月9『真夏のシンデレラ』は今年一番の“スベり芸”ドラマ! 脚本家は北川悦吏子大先生の正しい後継者
北川作品は、登場人物の誰もが1日に30分ぐらいしか働いてなさそうだし、ヒロインはたいした努力も自己研鑽もなしに、ヒロインであるという理由だけで、すぐに望んだ仕事に就けてしまうという、職業描写の“おおらかさ”でおなじみだ。

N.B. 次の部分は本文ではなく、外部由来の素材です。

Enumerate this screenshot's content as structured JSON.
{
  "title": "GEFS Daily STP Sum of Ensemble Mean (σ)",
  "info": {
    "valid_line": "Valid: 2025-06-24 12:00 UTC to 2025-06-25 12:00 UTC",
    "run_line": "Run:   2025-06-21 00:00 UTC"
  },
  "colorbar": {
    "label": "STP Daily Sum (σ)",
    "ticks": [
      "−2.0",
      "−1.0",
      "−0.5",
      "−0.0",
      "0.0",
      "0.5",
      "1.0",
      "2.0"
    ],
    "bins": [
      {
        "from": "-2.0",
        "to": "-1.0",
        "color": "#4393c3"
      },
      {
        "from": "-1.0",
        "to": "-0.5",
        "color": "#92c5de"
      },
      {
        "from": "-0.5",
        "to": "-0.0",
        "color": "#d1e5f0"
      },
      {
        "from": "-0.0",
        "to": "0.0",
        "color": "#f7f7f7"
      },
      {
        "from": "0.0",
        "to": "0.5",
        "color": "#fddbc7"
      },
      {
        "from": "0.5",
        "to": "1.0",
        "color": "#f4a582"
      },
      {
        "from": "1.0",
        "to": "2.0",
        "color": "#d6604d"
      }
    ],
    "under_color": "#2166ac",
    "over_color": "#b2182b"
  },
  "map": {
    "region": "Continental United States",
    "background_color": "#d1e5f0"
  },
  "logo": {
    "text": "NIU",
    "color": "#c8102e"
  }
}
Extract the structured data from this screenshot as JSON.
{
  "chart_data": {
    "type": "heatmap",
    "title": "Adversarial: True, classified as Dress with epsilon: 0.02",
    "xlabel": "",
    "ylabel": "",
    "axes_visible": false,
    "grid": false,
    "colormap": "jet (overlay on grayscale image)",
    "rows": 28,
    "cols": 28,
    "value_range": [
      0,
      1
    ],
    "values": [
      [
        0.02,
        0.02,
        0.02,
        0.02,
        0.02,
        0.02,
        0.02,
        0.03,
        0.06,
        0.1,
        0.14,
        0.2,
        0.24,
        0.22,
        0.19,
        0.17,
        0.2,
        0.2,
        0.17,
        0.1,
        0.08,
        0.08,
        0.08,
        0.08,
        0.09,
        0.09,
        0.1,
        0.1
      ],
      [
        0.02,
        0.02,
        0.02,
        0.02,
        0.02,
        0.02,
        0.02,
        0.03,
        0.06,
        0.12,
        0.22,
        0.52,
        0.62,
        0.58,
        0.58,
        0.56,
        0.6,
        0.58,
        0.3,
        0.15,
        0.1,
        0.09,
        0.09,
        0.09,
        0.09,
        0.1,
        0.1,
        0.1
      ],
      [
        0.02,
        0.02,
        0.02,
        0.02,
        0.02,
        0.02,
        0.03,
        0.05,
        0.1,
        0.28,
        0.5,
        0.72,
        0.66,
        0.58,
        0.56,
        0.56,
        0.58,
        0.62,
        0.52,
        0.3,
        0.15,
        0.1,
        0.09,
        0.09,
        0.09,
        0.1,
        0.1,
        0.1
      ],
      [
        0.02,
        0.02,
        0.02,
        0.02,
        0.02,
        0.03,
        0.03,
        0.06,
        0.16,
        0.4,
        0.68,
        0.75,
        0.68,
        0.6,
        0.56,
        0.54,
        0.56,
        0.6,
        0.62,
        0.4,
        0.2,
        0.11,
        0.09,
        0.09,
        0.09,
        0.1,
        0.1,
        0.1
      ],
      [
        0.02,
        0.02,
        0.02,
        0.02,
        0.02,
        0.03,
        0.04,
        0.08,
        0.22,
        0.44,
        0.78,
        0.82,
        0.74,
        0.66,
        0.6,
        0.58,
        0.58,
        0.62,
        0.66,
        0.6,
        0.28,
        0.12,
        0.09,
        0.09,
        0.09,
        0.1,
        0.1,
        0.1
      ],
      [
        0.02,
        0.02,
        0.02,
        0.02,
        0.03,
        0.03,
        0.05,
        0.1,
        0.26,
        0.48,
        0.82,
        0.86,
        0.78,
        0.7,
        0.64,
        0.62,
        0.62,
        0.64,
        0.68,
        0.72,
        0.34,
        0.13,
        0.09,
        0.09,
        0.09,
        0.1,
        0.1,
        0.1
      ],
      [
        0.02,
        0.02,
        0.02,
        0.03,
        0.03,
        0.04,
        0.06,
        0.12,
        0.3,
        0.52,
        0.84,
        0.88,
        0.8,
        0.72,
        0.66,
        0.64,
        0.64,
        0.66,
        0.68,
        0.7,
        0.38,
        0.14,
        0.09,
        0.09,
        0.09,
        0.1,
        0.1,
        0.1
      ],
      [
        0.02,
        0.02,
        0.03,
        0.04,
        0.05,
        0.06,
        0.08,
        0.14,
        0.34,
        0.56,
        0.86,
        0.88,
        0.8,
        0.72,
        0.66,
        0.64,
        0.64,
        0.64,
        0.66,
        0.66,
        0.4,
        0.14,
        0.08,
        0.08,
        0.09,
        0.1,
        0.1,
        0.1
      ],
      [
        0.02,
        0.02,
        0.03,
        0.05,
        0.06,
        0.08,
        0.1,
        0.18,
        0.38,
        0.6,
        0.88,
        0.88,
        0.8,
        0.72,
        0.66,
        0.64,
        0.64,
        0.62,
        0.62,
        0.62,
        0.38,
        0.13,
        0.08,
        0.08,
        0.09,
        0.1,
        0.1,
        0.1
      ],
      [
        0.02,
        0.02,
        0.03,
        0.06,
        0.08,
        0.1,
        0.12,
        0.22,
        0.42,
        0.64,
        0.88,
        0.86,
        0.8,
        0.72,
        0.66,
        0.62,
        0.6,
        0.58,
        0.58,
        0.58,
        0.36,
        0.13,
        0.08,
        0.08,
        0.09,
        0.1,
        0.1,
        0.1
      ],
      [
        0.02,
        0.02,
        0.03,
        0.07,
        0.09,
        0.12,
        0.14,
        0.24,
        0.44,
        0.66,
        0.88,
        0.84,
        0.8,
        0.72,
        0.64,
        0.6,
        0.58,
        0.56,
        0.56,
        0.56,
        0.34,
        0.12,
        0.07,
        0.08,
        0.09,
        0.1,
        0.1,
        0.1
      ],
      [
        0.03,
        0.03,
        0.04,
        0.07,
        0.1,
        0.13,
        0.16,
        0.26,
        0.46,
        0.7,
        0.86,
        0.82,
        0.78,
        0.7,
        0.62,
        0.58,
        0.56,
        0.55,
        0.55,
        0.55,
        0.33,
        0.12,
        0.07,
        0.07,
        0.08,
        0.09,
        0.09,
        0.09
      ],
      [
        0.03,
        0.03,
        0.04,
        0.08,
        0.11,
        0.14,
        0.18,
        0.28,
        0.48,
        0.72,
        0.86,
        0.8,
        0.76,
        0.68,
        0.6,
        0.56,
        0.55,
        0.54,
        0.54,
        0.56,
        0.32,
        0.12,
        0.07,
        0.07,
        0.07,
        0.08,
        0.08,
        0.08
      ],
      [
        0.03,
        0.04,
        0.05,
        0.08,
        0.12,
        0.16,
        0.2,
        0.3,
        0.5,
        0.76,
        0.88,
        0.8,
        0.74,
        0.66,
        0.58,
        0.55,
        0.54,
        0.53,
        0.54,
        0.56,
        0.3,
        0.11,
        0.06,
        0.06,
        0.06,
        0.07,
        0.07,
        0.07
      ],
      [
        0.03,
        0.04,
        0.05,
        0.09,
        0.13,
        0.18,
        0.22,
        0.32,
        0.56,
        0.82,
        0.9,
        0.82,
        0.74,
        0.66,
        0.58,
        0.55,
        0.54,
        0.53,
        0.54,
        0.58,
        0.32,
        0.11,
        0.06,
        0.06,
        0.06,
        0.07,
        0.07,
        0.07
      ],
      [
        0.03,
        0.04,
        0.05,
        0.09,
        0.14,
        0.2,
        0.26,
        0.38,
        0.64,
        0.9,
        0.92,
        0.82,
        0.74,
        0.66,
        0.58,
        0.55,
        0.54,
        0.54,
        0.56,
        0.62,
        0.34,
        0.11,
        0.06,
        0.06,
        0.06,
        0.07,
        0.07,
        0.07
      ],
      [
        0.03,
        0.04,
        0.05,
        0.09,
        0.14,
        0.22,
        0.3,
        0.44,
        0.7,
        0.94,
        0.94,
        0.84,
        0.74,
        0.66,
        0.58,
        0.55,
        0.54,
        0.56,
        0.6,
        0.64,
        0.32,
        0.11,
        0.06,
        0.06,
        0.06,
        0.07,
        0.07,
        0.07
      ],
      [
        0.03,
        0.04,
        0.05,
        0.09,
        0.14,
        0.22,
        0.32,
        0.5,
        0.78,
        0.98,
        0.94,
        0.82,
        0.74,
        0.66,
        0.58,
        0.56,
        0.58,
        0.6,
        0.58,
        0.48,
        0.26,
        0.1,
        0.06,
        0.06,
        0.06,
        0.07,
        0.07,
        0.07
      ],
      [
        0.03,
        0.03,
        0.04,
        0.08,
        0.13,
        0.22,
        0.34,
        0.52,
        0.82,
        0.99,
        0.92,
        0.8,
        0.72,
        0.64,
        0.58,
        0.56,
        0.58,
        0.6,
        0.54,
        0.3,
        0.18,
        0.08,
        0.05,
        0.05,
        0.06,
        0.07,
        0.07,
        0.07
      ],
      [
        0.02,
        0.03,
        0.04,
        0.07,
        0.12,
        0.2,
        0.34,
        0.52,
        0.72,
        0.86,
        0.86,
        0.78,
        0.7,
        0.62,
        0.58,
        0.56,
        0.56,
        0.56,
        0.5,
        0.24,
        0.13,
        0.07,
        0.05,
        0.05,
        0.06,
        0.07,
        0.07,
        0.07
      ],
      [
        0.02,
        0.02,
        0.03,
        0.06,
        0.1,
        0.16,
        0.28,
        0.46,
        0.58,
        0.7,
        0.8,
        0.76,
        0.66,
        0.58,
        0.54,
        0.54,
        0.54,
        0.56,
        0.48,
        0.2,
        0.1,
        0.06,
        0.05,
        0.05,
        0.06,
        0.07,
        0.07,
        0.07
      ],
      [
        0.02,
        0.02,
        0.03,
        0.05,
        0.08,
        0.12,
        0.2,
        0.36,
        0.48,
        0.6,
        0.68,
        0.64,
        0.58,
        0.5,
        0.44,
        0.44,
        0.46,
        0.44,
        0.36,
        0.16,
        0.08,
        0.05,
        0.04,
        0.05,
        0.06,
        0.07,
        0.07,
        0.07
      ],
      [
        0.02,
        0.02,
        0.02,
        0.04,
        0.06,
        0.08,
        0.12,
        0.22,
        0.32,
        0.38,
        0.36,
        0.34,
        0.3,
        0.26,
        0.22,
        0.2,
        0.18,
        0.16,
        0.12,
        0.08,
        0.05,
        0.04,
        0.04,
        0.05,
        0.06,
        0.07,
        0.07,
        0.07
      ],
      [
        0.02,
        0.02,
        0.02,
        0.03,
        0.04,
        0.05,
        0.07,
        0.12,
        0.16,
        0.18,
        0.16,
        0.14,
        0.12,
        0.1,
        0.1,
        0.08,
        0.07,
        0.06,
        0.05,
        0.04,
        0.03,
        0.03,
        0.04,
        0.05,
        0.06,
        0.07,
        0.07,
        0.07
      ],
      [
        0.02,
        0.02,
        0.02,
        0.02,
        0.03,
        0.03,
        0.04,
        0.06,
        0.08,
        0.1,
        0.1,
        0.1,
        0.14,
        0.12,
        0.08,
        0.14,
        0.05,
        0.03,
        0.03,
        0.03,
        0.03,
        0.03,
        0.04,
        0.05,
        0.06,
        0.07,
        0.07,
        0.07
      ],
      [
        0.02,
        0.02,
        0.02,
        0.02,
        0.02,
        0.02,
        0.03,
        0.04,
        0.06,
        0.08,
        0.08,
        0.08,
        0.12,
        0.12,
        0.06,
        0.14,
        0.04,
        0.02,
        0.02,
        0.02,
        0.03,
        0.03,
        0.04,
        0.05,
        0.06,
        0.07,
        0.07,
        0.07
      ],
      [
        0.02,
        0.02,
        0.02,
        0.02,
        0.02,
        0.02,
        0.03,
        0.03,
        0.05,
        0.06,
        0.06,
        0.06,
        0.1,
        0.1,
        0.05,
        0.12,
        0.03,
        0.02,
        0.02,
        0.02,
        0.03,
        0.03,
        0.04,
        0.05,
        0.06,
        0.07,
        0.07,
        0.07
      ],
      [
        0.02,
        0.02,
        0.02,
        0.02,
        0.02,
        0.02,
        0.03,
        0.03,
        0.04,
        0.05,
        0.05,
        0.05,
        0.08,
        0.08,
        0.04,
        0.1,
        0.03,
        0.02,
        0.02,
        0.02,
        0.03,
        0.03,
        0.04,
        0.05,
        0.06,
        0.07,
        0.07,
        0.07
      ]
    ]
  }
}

『真夏のシンデレラ』のヒロイン・夏海は、サップのインストラクターをしながら家業の食堂を切り盛りしている。「アタシ、この仕事、好きなんだよね」と、うわごとのように繰り返すものの、「How」が描かれない。どのように好きなのか、好きになったのか、どこにやりがいを見いだしているのか、矜持はあるのか。まったくわからない。家業の食堂は自転車操業でカツカツのはずなのに、なにかといえばすぐ内輪で集まって貸切にしてしまう。
健人は大手建設会社の御曹司で、なおかつ社員として働いており、「仕事がデキる」「忙しい」という設定らしいが、しょっちゅう湘南の別荘でリモートワークをして、1日の半分は夏海のそばをウロウロしていたりと、たいそうゆったりしている。なるほど、働き方改革を見据えた令和のドラマ、ということか。また、健人が取引先と電話で話す際の「ファサードパースイメージはレンダリングしてからお送りいたします」と、ネットでサッと調べて取ってつけたようなセリフも実にフレッシュでよい。
ほかにも、研修医(修)、大工(夏海の幼なじみの牧野匠/神尾楓珠)、美容師(愛梨)など、さまざまな職業に従事している設定の人物がいるが、誰もがいつでも暇そうで、平日の湘南の街を手ぶらでプラプラ歩いているか、防波堤に腰掛けて海を眺めている。そしてなにかと集う。
よって視聴者は、「登場人物の仕事なんていうのは形だけのものなんでね。細部を気にしたら負けっすわ」と腹を括って見るしかない。
『真夏のシンデレラ』、北川悦吏子作品との類似点(3)
「知らない・調べない・取材しない」の三拍子。大胆な「山勘脚本」
北川大センセイといえば、「リサーチしないよ。想像の翼を折るから」という名(迷)言を有言実行して、すべての脚本を勘で書いていることで知られるが、「令和の北川悦吏子」の有望株・市東さやかも、“師匠”のスタイルをしっかりと踏襲している。
まず、舞台である「湘南」についての認識がめちゃくちゃだ。前述の「住んでる世界が違う」というセリフを多用しながら、なにかと「(作者が思う)東京と(作者が思う)田舎」の二項対立に持ち込む。このような作劇は、北川作品でも非常によく見かける。例えば、湘南地元女子3人組に「東京とここ(湘南)は違うから」「田舎だから星が綺麗でしょ」「東京人とは価値観のギャップが」などと言わせる。サップボードの展示会で東京を訪れた夏海は、東京駅に降り立つなり「やっぱ東京って、すっごいな〜!」などと言いながら周りをキョロキョロして、完全に「おのぼりさん」状態だ。
湘南地域は長らくベッドタウンとして認知されており、過去20年間人口が増加し続けている。東京からの移住者も非常に多く、海に近く環境の良い街に暮らしながら、都内に通勤するというライフスタイルを選ぶ人が年々増えているのだ。「郊外」ではあっても「田舎」とは言い難い。
また、愛梨が守と東京で遊んでいたら電車がなくなり、修のマンションに泊まるというシーンがあるが、街の様子はどう見ても夜10時過ぎぐらい。小田急線なら新宿を夜11時34分、東海道線なら品川を0時4分に出れば片瀬江ノ島駅まで帰れるのだが……。
こうした、知らないうえに調べないで「こんなもんだろ」と勘頼みで書くという「北川メソッド」を律儀に継承する作劇に感心する。
……といったチェックポイントに加えて、毎回タンクトップとショートパンツ姿で跳ね回る森七菜の健康美や、内心では首を傾げながら演じていそうな間宮祥太朗の死んだ目など、見どころがたっぷりだ。なんとか最終回まで見届けたい。